Переполненные впечатлениями от встречи со «снежным» и напуганные, дальше идти не решились. Разбили лагерь там, где застало их видение, развели огонь и занялись приготовлением обеда. Топливо, захваченное с собой, приходилось экономить. Вблизи не имелось никакой растительности – лишь голые скалы, льды и сугробы. Погода начала быстро портиться: небо заволокло тучами, пошёл снег. Снегопад в горах, как известно, дело коварное, несущее за собой обычно сход снежных лавин. Температура воздуха тоже не ласкала путников: лёгкий морозец щипал пальцы, носы и уши; приходилось согреваться в спальных мешках, и горячим чаем.

                * * *

Достаточно полазав по горам и не набредя ни на один новый монастырь, экспедиция, по желанию предводительницы, которая, к тому же, себя неважно чувствовала, решила на время спуститься в долину, чтобы отдохнуть и пополнить запасы продовольствия, воды и топлива.

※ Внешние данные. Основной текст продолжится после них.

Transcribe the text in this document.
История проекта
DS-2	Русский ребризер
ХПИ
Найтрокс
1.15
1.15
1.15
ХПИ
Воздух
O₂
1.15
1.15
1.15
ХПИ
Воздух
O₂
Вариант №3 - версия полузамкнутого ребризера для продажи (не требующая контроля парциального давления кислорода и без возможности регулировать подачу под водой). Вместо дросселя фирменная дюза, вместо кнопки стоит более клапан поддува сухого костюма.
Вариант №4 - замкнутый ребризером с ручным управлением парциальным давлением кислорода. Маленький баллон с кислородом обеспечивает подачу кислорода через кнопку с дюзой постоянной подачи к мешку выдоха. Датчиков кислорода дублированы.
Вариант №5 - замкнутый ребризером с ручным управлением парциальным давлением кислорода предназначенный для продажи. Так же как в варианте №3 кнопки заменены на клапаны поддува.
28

- Я тебя предупреждал, - упрекал полковник, - для того, чтобы лазать по горам, нужна длительная и серьёзная подготовка. Какие мы с тобой, к чёрту, в нашем возрасте «альпинисты»? И остальные, пригодны лишь для сидения в кабинетах. Что поляк, что турок.… А от англичанки твоей, какой прок? У неё лишь мужики на уме! Хорошенькая, нечего сказать, компашка подобралась… Слепой ведёт слепого – так можно всем разом и в пропасть угодить.
- Прекрати! – взвизгнула барыня. – Надоело мне слушать нравоучения! Хватит.… Не хочешь, не ходи –одна пойду. Пускай погибну, но не отступлюсь. Тебя потом в виде привидения буду навещать: зачем отпустил жену одну в горы? Ты этого хочешь, Роберт?
- Ладно, не сердись, дорогая! Это я так… тоже подустал, и нервишки пошаливают.
- То-то, смотри у меня… Сделай мне массаж, чем умничать.
- Где болит, дорогая? – просьба «сделать массаж» всегда являлась сигналом к примирению.
- Вот здесь, шею… позвонки. Да посильнее дави, не бойся! Мужик ты или кто, в конце концов? Мни, мни!..  Хорошо-о-о-о….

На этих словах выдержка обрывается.